1 Ante, § 25, and cases cited; Loan Asso. v. Topeka, 20 Wall. 655.
In 20 Wall, 662-664.

* *

*

The question under discussion is not so broad as that in the case of State taxation. There it is limited to a public purpose from the nature of the power. But when we come to the case of federal taxation, the power is not, as in the case of a State, inherent. It lies in grant, and if the grant were a general one it could well be claimed that it had certainly the same limit as State taxation, and that it should be limited to raising revenue for the public or governmental purposes of such federal government. The framers of the Constitution did not leave that matter in doubt. The grant of the power contains also the limit, which is "to pay the debts and provide for the common defense and general welfare of the United States"-in other words, to raise revenue to defray the expenses of the federal government. The debts of the new government thus formed, must be paid, as also must the expenses of its defense in time of war, and of conducting the government in times of peace. These are essential to the general welfare of the States united in the federal government. That general welfare is provided for by the powers delegated in this Constitution. The cost of conducting this government, created to secure the general welfare of the States, is a legitimate object for which taxes may be imposed. These are the three objects for which the federal taxing power was delegated. Hamilton, in enumerating the objects of federal taxation, speaks of them as the national defense, the national civil list, and the payment of the national debts contracted. The civil list, or the expenses of the government in times of peace, is contrasted with the expenses in times of war, or of preparation for that event; the expense of this government in executing its delegated powers is the civil list of Hamilton.

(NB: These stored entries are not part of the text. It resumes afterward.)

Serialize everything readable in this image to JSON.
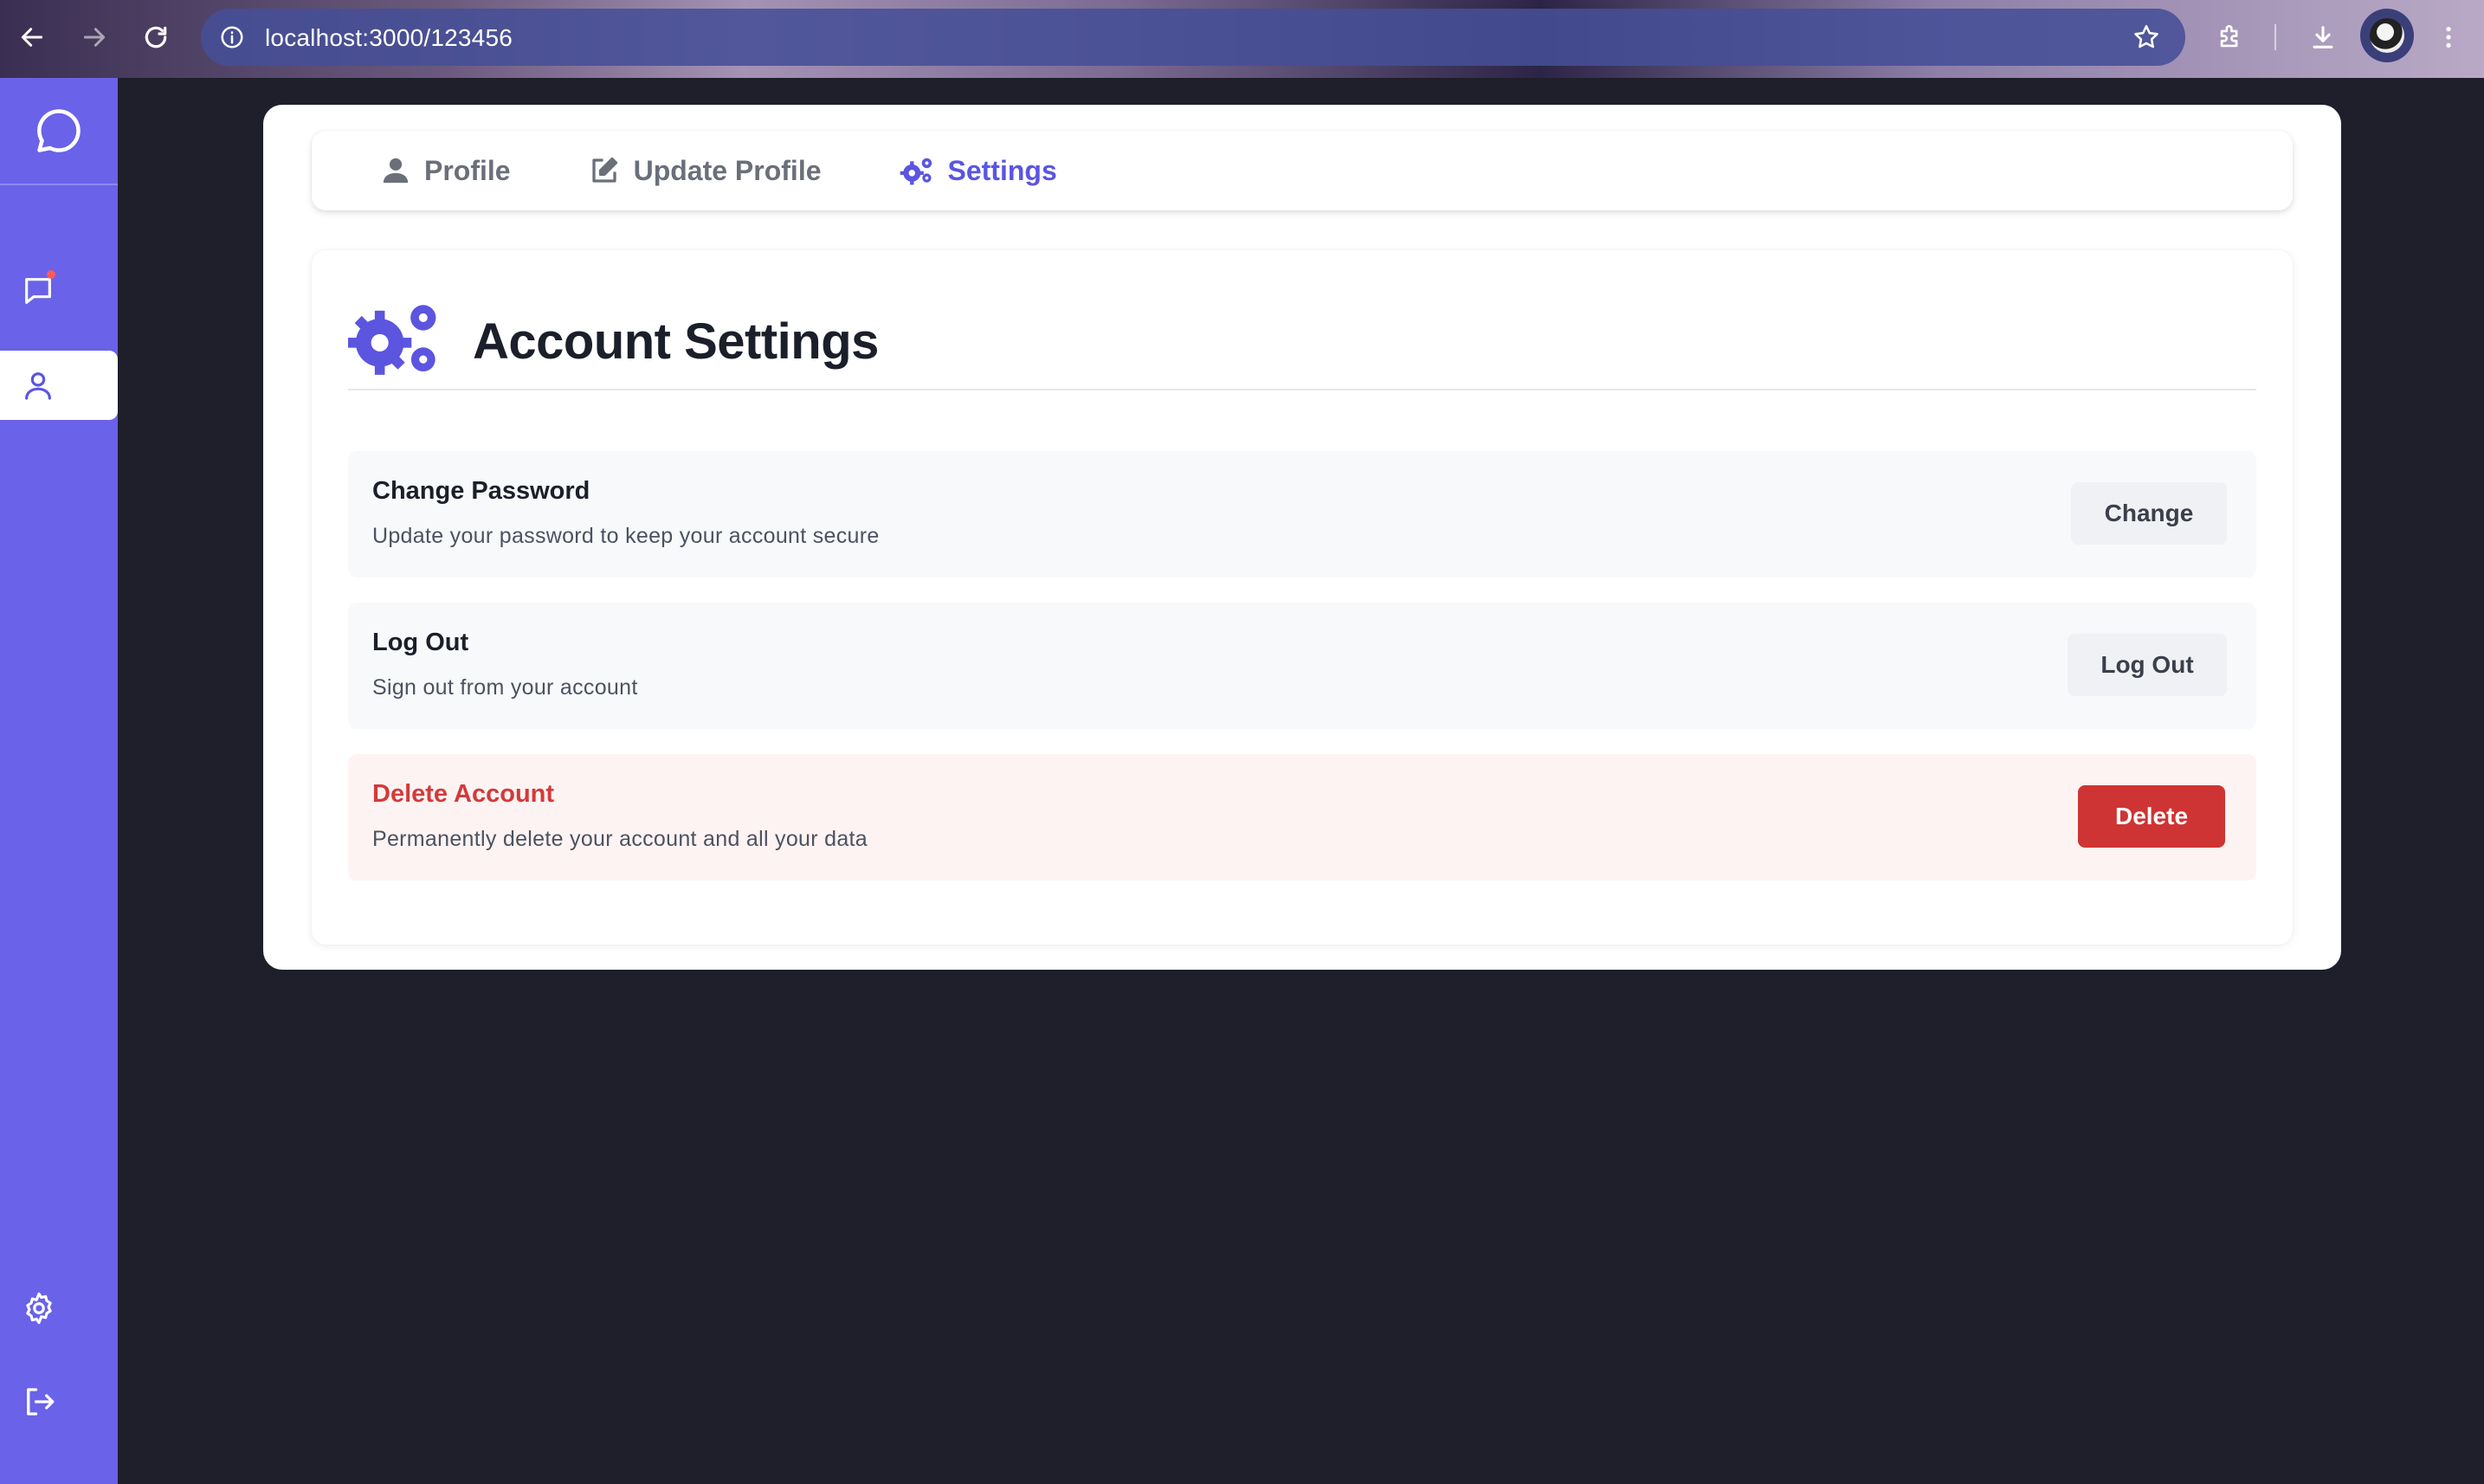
{
  "browser": {
    "url": "localhost:3000/123456"
  },
  "sidebar": {
    "items": [
      {
        "name": "chat",
        "icon": "chat-icon",
        "active": false,
        "has_notification": true
      },
      {
        "name": "profile",
        "icon": "user-icon",
        "active": true,
        "has_notification": false
      }
    ],
    "bottom_items": [
      {
        "name": "settings",
        "icon": "gear-icon"
      },
      {
        "name": "logout",
        "icon": "logout-icon"
      }
    ]
  },
  "tabs": [
    {
      "label": "Profile",
      "icon": "user-icon",
      "active": false
    },
    {
      "label": "Update Profile",
      "icon": "edit-icon",
      "active": false
    },
    {
      "label": "Settings",
      "icon": "gears-icon",
      "active": true
    }
  ],
  "settings": {
    "title": "Account Settings",
    "rows": [
      {
        "title": "Change Password",
        "description": "Update your password to keep your account secure",
        "button": "Change"
      },
      {
        "title": "Log Out",
        "description": "Sign out from your account",
        "button": "Log Out"
      },
      {
        "title": "Delete Account",
        "description": "Permanently delete your account and all your data",
        "button": "Delete"
      }
    ]
  },
  "colors": {
    "accent": "#5b55e0",
    "sidebar": "#6a62e8",
    "danger": "#cf3434",
    "background": "#1e1f2b"
  }
}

Can this power of taxation, delegated for certain specific purposes, be used avowedly for other and distinct purposes? Can it be used to destroy rights created and protected by the States ? These rights were created by the States, in the exercise of powers which it is admitted were reserved at the formation of the Constitution. It seems to be admitted that the States have the right to incorporate banks. If this power of taxation can be used to tax banks out of existence, why not other corporations? Railroads, for instance, might be taxed out of existence; and Congress, on the plea of regulating interstate commerce, could charter national roads; and so any calling might be taxed so heavily that it could not be pursued.

What becomes of the doctrine as to the license tax if this theory

1 Federalist, No. 29, p. 186; Duer's Constitutional Jurisprudence, pp. 210, 211; Federalist, No. 40, Madison.